Rudi and her 3 grandchildren moved to Mafambisse where they slowly built their house with sticks and mud sourced from the estate. With no supportive family and with a ‘single woman’s’ status, she is at the bottom of the community social ranks. Her only surviving son who lives in Chimoio has not made contact with her for 2 years and has never offered any form of support, neither financially nor emotionally.
Kapesi’s father is also still alive. Kapesi’s mother died when he was one week old. The father insisted Rudi take the baby and for Kapesi’s first year, he occasionally visited Kapesi and supplied Rudi with formula. After a year, he remarried and stopped all sponsorship. Again, Rudi was deserted along with his very own child and has not been seen since.
To add to her woes, she lost her eye last year due to an insect bite of sorts and it looks to me like a cataract has formed in the other eye.
It’s been a hard life for Rudi and the 3 remaining children. Especially for Lourdes who has been with Rudi since the beginning. A young life riddled with heartbreak, abandonment and fear and seemingly, an infinitely hopeless situation.
Last week, I found Rudi and Kapesi huddled up together in their little hut, midday. They had both contracted malaria and had no money to treat it. It was lucky that I decided to visit them ‘that’ day because I don’t think they would have survived the sickness without urgent medical attention. It was so glaringly obvious that this little family was in desperate need of ‘change’ or something to happen that would allow them to pick themselves up out of a bottomless pit.
“I am only one, but still I am one. I cannot do everything, but I still can do something; and because I cannot do everything, I will not refuse to do something that I can do.” – Hellen Keller
I decided that should Lourdes want, I would sponsor her to do a 6 month course with the Young Africa foundation that would equip her with basic skills and the opportunity to open a small business or get her a job.
A few days later, I paid the family another visit. I’d come with vitamins as well as a course of ‘de-worming’ tablets for each of them. I also had plans to ask Lourdes whether she’d be interested in studying again. I never doubted she’d say yes as I knew that she had had to drop out of school for not being able to pay bribe to the teacher during exams and ended up having to drop out of school over a meager 5 met bribe.
I naively thought it would be simple. But when I offered them all de-worming medicine, Lourdes refused the medicine.
As so often happens in Mozambique, young girls will marry purely for financial security.
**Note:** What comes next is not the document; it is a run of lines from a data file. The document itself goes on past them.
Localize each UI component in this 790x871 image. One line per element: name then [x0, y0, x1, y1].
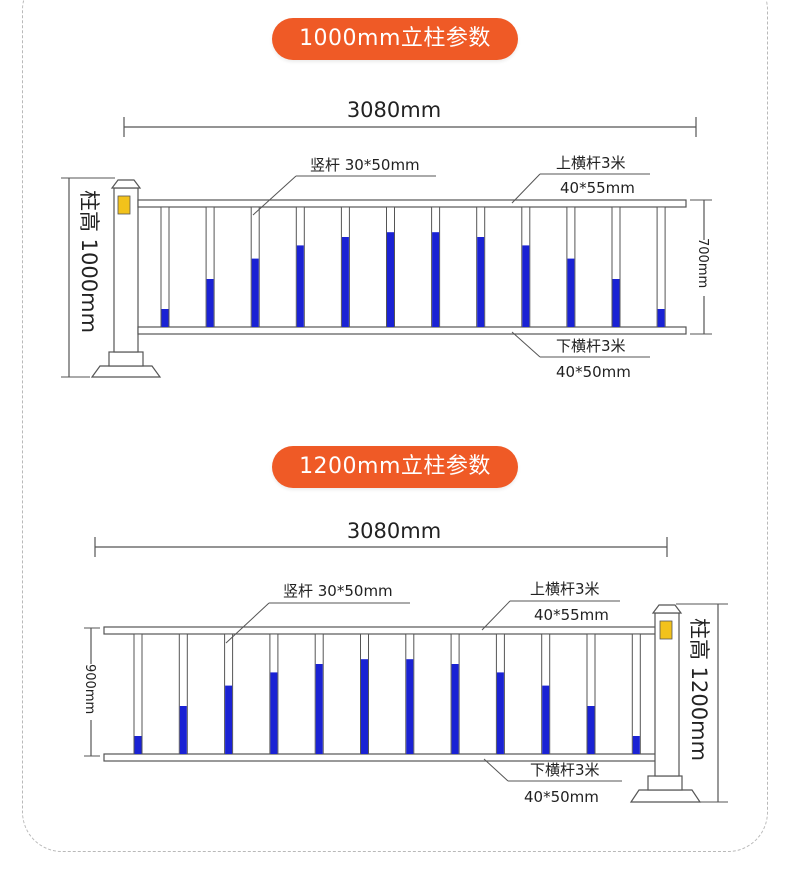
top-rail	[103, 626, 661, 635]
bottom-rail	[137, 326, 687, 335]
overall-width-label: 3080mm	[347, 98, 441, 122]
top-rail-callout: 上横杆3米 40*55mm	[481, 580, 620, 631]
fence-post	[629, 604, 702, 803]
bottom-rail	[103, 753, 661, 762]
vertical-bar-blue-fill	[632, 736, 640, 754]
fence-diagram-1000: 3080mm 柱高 1000mm 700mm	[61, 98, 712, 381]
vertical-bar-blue-fill	[612, 279, 620, 327]
vertical-bars	[133, 633, 641, 755]
vertical-bar-blue-fill	[270, 672, 278, 754]
vertical-bar-blue-fill	[179, 706, 187, 754]
fence-diagram-1200: 3080mm 900mm 柱高 1200mm	[82, 519, 728, 806]
vertical-bar-blue-fill	[522, 245, 530, 327]
vertical-bar-blue-fill	[225, 685, 233, 754]
top-rail	[137, 199, 687, 208]
top-rail-callout: 上横杆3米 40*55mm	[511, 154, 650, 204]
vertical-bar-blue-fill	[567, 258, 575, 327]
vertical-bar-blue-fill	[406, 659, 414, 754]
dashed-frame	[22, 0, 768, 852]
top-rail-label: 上横杆3米	[530, 580, 600, 598]
vertical-bar-blue-fill	[657, 309, 665, 327]
section-title-badge: 1000mm立柱参数	[272, 18, 518, 60]
vertical-bars	[160, 206, 666, 328]
vertical-bar-blue-fill	[587, 706, 595, 754]
vertical-bar-blue-fill	[451, 664, 459, 754]
fence-post	[90, 179, 162, 378]
vertical-bar-blue-fill	[315, 664, 323, 754]
rail-height-label: 700mm	[695, 238, 710, 288]
vertical-bar-blue-fill	[361, 659, 368, 754]
rail-height-label: 900mm	[82, 664, 97, 714]
vertical-bar-label: 竖杆 30*50mm	[310, 156, 420, 174]
section-1200mm: 1200mm立柱参数 3080mm 900mm 柱高 1200mm	[0, 428, 790, 858]
bottom-rail-size: 40*50mm	[524, 788, 599, 806]
vertical-bar-blue-fill	[477, 237, 485, 327]
vertical-bar-callout: 竖杆 30*50mm	[252, 156, 436, 216]
vertical-bar-blue-fill	[542, 685, 550, 754]
vertical-bar-label: 竖杆 30*50mm	[283, 582, 393, 600]
vertical-bar-blue-fill	[134, 736, 142, 754]
bottom-rail-label: 下横杆3米	[530, 761, 600, 779]
vertical-bar-blue-fill	[496, 672, 504, 754]
post-height-dimension: 柱高 1000mm	[61, 177, 115, 378]
vertical-bar-blue-fill	[432, 232, 440, 327]
bottom-rail-label: 下横杆3米	[556, 337, 626, 355]
post-height-label: 柱高 1200mm	[687, 618, 711, 761]
rail-height-dimension: 900mm	[82, 627, 100, 757]
vertical-bar-blue-fill	[161, 309, 169, 327]
vertical-bar-blue-fill	[206, 279, 214, 327]
section-title-badge: 1200mm立柱参数	[272, 446, 518, 488]
top-rail-label: 上横杆3米	[556, 154, 626, 172]
top-rail-size: 40*55mm	[534, 606, 609, 624]
post-height-label: 柱高 1000mm	[77, 190, 101, 333]
bottom-rail-callout: 下横杆3米 40*50mm	[483, 758, 622, 806]
overall-width-dimension: 3080mm	[123, 98, 697, 137]
top-rail-size: 40*55mm	[560, 179, 635, 197]
section-1000mm: 1000mm立柱参数 3080mm 柱高 1000mm 700mm	[0, 0, 790, 430]
overall-width-label: 3080mm	[347, 519, 441, 543]
bottom-rail-callout: 下横杆3米 40*50mm	[511, 331, 650, 381]
post-height-dimension: 柱高 1200mm	[676, 603, 728, 803]
vertical-bar-blue-fill	[296, 245, 304, 327]
vertical-bar-blue-fill	[341, 237, 349, 327]
post-reflector	[117, 195, 131, 215]
overall-width-dimension: 3080mm	[94, 519, 668, 557]
post-reflector	[659, 620, 673, 640]
vertical-bar-callout: 竖杆 30*50mm	[225, 582, 410, 644]
vertical-bar-blue-fill	[387, 232, 394, 327]
bottom-rail-size: 40*50mm	[556, 363, 631, 381]
rail-height-dimension: 700mm	[690, 199, 712, 335]
vertical-bar-blue-fill	[251, 258, 259, 327]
Marrying for love is often a luxury, experienced by the wealthier or luckier Mozambicans. Marriage has become a form of survival for many young girls and apparently for Lourdes too.
Lourdes got married to a 32 year old man 2 months ago and is 2 months pregnant. The man’s family, however, have not accepted her, mostly because of her low-ranked status in the community and have insisted that no money is spent on her or her own blood family in the way of food, clothing and medication. Yet at the same time she is expected to cook and clean for her new family. She wants to move back into her grandmother’s house but she is uncertain of her baby’s future.
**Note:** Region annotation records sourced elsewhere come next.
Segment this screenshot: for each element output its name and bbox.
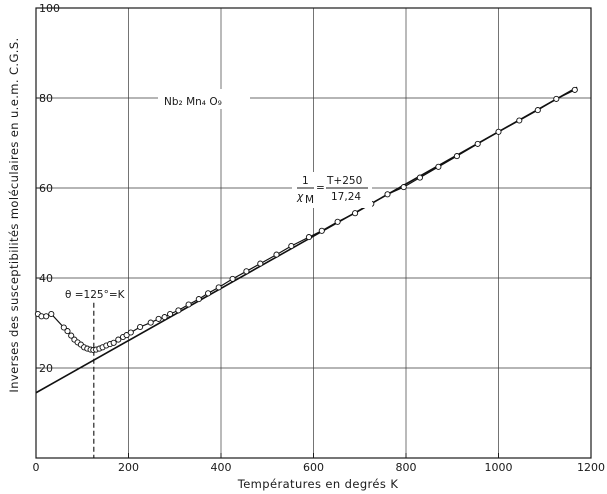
- data-point: [400, 184, 407, 191]
- data-point: [205, 290, 212, 297]
- data-point: [195, 296, 202, 303]
- equation-rhs-numerator: T+250: [326, 175, 362, 187]
- data-point: [243, 268, 250, 275]
- ticks-layer: 0 200 400 600 800 1000 1200 20 40 60 80 100: [33, 2, 606, 474]
- grid-layer: [36, 8, 591, 458]
- equation-bg: [292, 172, 372, 208]
- x-tick-label: 600: [303, 461, 324, 474]
- x-tick-label: 200: [118, 461, 139, 474]
- data-point: [68, 332, 75, 339]
- data-point: [64, 328, 71, 335]
- data-point: [155, 315, 162, 322]
- y-tick-label: 100: [39, 2, 60, 15]
- x-tick-label: 1000: [485, 461, 513, 474]
- data-point: [137, 323, 144, 331]
- compound-label: Nb₂ Mn₄ O₉: [164, 96, 222, 108]
- equation-lhs-denominator: χ: [296, 191, 304, 203]
- data-point: [115, 336, 122, 343]
- equation-rhs-denominator: 17,24: [331, 191, 361, 203]
- data-point: [110, 339, 117, 346]
- y-axis-title: Inverses des susceptibilités moléculaire…: [7, 37, 21, 392]
- data-point: [453, 153, 460, 160]
- data-point: [352, 210, 359, 217]
- equation-lhs-subscript: M: [305, 194, 314, 206]
- data-point: [305, 234, 312, 241]
- x-axis-title: Températures en degrés K: [237, 477, 399, 491]
- data-point: [167, 310, 174, 318]
- measured-curve: [37, 89, 576, 351]
- data-point: [175, 307, 182, 314]
- y-tick-label: 20: [39, 362, 53, 375]
- data-point: [416, 174, 423, 181]
- data-point: [516, 117, 523, 124]
- data-point: [288, 242, 295, 250]
- data-point: [229, 275, 236, 282]
- data-point: [257, 260, 264, 267]
- data-point: [60, 324, 67, 331]
- data-point: [43, 313, 50, 320]
- data-point: [215, 284, 222, 291]
- data-point: [161, 314, 168, 321]
- data-point: [48, 310, 55, 318]
- data-point: [123, 332, 130, 339]
- equation-equals-sign: =: [316, 182, 325, 194]
- x-tick-label: 800: [396, 461, 417, 474]
- y-tick-label: 80: [39, 92, 53, 105]
- data-point: [185, 301, 192, 308]
- x-tick-label: 0: [33, 461, 40, 474]
- x-tick-label: 400: [211, 461, 232, 474]
- data-point: [495, 128, 502, 135]
- y-tick-label: 60: [39, 182, 53, 195]
- data-point: [474, 140, 481, 147]
- x-tick-label: 1200: [577, 461, 605, 474]
- theta-label: θ =125°=K: [65, 289, 126, 301]
- data-point: [571, 86, 578, 93]
- data-point: [435, 163, 442, 170]
- y-tick-label: 40: [39, 272, 53, 285]
- equation-lhs-numerator: 1: [302, 175, 309, 187]
- data-point: [318, 227, 325, 234]
- data-point: [334, 218, 341, 225]
- series-layer: [34, 86, 578, 458]
- data-point: [384, 191, 391, 198]
- data-point: [147, 319, 154, 326]
- data-point: [127, 329, 134, 336]
- data-point: [273, 251, 280, 258]
- data-point: [534, 107, 541, 114]
- anno-layer: Nb₂ Mn₄ O₉ 1 χ M = T+250 17,24 θ =125°=K: [65, 89, 372, 301]
- compound-label-bg: [158, 89, 250, 109]
- data-point: [553, 95, 560, 102]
I was stumped. Although Lourdes is still young and able, I was increasingly aware of how vulnerable Rudi and the 2 young children were and how they were dependent on Lourdes to pull them out of this situation. My only other solution was to help raise their status in the community by empowering Lourdes and Rudi with a small business, helping them with an initial capital input to get them started and out of this vicious cycle.
But this ‘solution’ too does not come without its drawbacks. Starting a business and storing ‘stock’ of sorts in their open hut would make them vulnerable to theft. There was also a strong possibility that the community would become jealous, as so often happens when someone begins to rise ‘above’ the rest of them. And how would Lourdes operate a business while being married to a man whose family refuses to help Rudi and the children? Would Rudi and the children even see any of that income?